あまりにも不自然に顔を反らす私を、追うように覗き込む利人さん。その間は、僅か数十センチほど。
か……顔、顔が近いですから!
綺麗な利人さんの顔と並ぶのは、今だけは勘弁だ。しかし、意外にも利人さんの押しは強い。ぐいぐいと顔を近づけて、最終的に私が負けた。
「おや、昨夜は眠れなかったのでしょうか」
「うう、見ないでやってくださいまし……」
もはやいつの時代の人間なのかも不明な喋り方。きっと利人さんも呆れちゃう。
しかし彼はクマのことなど気にせずに、私の肩にぽん、と優しく手を置いた。
「めぐみさん、うちへいらっしゃい。

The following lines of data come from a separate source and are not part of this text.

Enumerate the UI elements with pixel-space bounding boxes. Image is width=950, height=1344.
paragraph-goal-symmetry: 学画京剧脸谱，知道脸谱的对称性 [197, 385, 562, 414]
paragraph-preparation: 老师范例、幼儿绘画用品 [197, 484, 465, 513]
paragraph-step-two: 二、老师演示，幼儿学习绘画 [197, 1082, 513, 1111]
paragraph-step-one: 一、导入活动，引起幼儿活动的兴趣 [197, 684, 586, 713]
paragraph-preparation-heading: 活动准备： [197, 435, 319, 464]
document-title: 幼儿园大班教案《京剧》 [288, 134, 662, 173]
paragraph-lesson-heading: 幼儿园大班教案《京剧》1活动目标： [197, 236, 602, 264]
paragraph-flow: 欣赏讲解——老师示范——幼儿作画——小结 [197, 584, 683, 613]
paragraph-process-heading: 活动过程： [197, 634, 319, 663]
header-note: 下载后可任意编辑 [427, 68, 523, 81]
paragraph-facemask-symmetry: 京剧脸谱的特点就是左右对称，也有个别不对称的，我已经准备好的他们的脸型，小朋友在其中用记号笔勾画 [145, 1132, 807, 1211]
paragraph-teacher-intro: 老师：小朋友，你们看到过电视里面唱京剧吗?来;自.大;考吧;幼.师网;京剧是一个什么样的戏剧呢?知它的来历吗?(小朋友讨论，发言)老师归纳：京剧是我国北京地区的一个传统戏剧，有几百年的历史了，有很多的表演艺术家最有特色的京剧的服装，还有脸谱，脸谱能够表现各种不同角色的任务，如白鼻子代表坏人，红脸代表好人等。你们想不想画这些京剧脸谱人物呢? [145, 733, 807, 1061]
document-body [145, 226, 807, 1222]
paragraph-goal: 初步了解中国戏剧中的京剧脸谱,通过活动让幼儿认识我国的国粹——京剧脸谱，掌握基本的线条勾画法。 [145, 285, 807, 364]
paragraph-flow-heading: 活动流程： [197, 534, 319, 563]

心が休まるハーブティーを淹れてさしあげましょう。きっとリラックスできますよ」
きらりーん、と効果音が出そうなほど煌びやかな笑顔を向けて、入り口で待っている、と言い残しジムから出て行った。
その後、すぐに仕事は終わったのだけど、入り口で待っている利人さんの周りにうじゃうじゃと女が群がっている。砂糖を求めて集まった、アリの大群のようにも見える。
利人さんが……危険!
なんて思っても、そのアリの大群を蹴散らすような度胸は無い。女の怖さは、よく知ってますから。
ちょっと遠い所でその様子を見ていた私を、利人さんはまるで全てを知っているかのように見つけ出し、そそくさとアリの大群から抜け出してきた。しかし、アリ共は何とか利人さんをこの場に留めようと必死だ。そこで利人さんが、一気にその場を静めるのだった。
「皆さん、楽しいひと時をありがとうございます。でも私は家で待っている祖母のもとへ帰らなくてはなりませんので……またお会いしましょう? 寒いですからお体を大切に」
音楽を奏でているかのような声で、アリたちがうっとりしながら首を縦に振る。あれは何かの呪文だろうか。
そんな利人さんを見ていたら、この人が一番、女の敵であるような気がしてならない。なのに……! 私も彼の呪文の生贄の一人になりそうだ。利人さんったら、恐ろしい男!